Il me semble parfois que mon sang coule à flots,
Ainsi qu’une fontaine aux rythmiques sanglots.
Je l’entends bien qui coule avec un long murmure,
Mais je me tâte en vain pour trouver la blessure.

À travers la cité, comme dans un champ clos,
Il s’en va, transformant les pavés en îlots,
Désaltérant la soif de chaque créature,
Et partout colorant en rouge la nature.

J’ai demandé souvent à des vins captieux
D’endormir pour un jour la terreur qui me mine ;
Le vin rend l’œil plus clair et l’oreille plus fine !
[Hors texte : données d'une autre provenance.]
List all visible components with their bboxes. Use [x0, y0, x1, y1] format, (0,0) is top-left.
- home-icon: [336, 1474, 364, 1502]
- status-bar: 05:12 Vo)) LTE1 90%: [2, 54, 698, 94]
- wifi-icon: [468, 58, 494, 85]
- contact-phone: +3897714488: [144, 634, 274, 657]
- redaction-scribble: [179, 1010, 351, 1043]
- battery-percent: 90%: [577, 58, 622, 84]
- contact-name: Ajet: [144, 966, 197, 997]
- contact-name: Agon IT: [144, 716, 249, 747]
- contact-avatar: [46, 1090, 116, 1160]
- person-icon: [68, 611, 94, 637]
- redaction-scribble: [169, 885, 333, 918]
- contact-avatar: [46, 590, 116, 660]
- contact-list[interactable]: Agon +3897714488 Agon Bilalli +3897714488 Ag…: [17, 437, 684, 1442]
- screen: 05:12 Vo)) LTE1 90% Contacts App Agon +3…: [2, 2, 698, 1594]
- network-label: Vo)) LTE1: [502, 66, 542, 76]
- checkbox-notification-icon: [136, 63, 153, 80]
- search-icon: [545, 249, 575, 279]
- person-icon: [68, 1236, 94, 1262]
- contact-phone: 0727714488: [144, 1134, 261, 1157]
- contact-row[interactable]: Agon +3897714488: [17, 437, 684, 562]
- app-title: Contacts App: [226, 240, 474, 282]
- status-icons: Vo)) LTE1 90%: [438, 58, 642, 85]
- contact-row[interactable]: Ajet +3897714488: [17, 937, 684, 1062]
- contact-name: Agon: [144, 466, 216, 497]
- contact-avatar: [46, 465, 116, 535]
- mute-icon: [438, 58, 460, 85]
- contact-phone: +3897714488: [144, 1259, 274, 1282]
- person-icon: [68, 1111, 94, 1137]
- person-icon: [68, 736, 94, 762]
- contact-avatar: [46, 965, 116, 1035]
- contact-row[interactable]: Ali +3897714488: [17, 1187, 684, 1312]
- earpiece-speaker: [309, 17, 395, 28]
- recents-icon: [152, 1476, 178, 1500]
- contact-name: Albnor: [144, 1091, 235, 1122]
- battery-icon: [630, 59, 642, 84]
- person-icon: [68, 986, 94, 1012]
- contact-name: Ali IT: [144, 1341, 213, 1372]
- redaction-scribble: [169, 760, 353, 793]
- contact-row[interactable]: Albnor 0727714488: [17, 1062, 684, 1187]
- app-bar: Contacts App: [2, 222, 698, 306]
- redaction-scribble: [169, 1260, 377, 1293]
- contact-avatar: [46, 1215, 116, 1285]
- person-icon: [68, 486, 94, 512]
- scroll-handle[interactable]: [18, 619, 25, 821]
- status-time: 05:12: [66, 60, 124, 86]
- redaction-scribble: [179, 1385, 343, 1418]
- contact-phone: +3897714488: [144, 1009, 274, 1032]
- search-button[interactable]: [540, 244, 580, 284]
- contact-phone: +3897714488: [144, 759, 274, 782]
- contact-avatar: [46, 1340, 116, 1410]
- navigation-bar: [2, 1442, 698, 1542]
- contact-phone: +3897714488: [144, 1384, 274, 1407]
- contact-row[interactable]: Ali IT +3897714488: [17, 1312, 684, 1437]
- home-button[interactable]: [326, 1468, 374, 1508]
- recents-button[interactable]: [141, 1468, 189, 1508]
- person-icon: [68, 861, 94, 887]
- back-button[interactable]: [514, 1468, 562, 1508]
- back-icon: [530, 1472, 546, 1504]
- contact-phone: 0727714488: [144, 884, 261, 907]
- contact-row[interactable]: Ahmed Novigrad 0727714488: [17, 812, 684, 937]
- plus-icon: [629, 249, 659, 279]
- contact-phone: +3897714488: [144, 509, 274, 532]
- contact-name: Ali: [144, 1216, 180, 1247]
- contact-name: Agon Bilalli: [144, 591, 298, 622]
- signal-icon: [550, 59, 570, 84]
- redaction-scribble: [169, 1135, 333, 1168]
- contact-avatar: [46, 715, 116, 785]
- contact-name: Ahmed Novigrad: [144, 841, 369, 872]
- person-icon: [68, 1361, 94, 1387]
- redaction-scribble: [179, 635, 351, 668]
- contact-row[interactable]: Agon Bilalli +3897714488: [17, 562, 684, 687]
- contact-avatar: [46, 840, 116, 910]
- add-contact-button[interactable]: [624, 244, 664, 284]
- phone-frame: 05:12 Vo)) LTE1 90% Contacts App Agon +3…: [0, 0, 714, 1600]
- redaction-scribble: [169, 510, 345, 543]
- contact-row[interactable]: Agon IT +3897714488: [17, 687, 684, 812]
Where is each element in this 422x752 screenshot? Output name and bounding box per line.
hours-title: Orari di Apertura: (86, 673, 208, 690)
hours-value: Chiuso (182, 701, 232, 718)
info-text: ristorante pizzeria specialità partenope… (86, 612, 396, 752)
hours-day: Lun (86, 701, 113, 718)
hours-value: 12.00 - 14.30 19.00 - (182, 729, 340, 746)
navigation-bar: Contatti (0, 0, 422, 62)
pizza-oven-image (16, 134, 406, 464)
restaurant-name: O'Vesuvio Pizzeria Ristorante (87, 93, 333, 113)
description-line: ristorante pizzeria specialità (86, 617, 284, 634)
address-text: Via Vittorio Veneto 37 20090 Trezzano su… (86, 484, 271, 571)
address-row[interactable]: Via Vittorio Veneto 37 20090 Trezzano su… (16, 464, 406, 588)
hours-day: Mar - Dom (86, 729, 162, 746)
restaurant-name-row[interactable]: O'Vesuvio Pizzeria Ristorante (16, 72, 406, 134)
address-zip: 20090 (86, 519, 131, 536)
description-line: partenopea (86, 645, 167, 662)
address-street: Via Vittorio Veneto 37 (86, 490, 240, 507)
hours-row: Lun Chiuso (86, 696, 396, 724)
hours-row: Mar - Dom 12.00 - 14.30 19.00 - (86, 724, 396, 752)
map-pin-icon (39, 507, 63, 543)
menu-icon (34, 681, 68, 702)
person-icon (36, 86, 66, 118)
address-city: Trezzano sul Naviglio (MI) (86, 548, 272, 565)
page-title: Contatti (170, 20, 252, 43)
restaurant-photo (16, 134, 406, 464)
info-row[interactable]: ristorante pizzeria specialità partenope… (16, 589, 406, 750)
J’ai cherché dans l’amour un sommeil oublieux ;
Mais l’amour n’est pour moi qu’un matelas d’aiguilles
Fait pour donner à boire à ces cruelles filles !


Allégorie

C’est une femme belle et de riche encolure,
Qui laisse dans son vin traîner sa chevelure.
Les griffes de l’amour, les poisons du tripot,
Tout glisse et tout s’émousse au granit de sa peau.
Elle rit à la Mort et nargue la Débauche,
Ces monstres dont la main, qui toujours gratte et fauche,
Dans ses jeux destructeurs a pourtant respecté
De ce corps ferme et droit la rude majesté.
Elle marche en déesse et repose en sultane ;
Elle a dans le plaisir la foi mahométane,
Et dans ses bras ouverts, que remplissent ses seins,
Elle appelle des yeux la race des humains.
Elle croit, elle sait, cette vierge inféconde
Et pourtant nécessaire à la marche du monde,
Que la beauté du corps est un sublime don
Qui de toute infamie arrache le pardon.
Elle ignore l’Enfer comme le Purgatoire,
Et quand l’heure viendra d’entrer dans la Nuit noire,
Elle regardera la face de la Mort,
Ainsi qu’un nouveau-né, — sans haine et sans remord.


La Béatrice

Dans des terrains cendreux, calcinés, sans verdure,
Comme je me plaignais un jour à la nature,
Et que de ma pensée, en vaguant au hasard,
J’aiguisais lentement sur mon cœur le poignard,
Je vis en plein midi descendre sur ma tête
Un nuage funèbre et gros d’une tempête,
Qui portait un troupeau de démons vicieux,
Semblables à des nains cruels et curieux.
À me considérer froidement ils se mirent,
Et, comme des passants sur un fou qu’ils admirent,
Je les entendis rire et chuchoter entre eux,
En échangeant maint signe et maint clignement d’yeux :

— « Contemplons à loisir cette caricature
Et cette ombre d’Hamlet imitant sa posture,
Le regard indécis et les cheveux au vent.
N’est-ce pas grand’pitié de voir ce bon vivant,
Ce gueux, cet histrion en vacances, ce drôle,
Parce qu’il sait jouer artistement son rôle,
Vouloir intéresser au chant de ses douleurs
Les aigles, les grillons, les ruisseaux et les fleurs,
Et même à nous, auteurs de ces vieilles rubriques,
Réciter en hurlant ses tirades publiques ? »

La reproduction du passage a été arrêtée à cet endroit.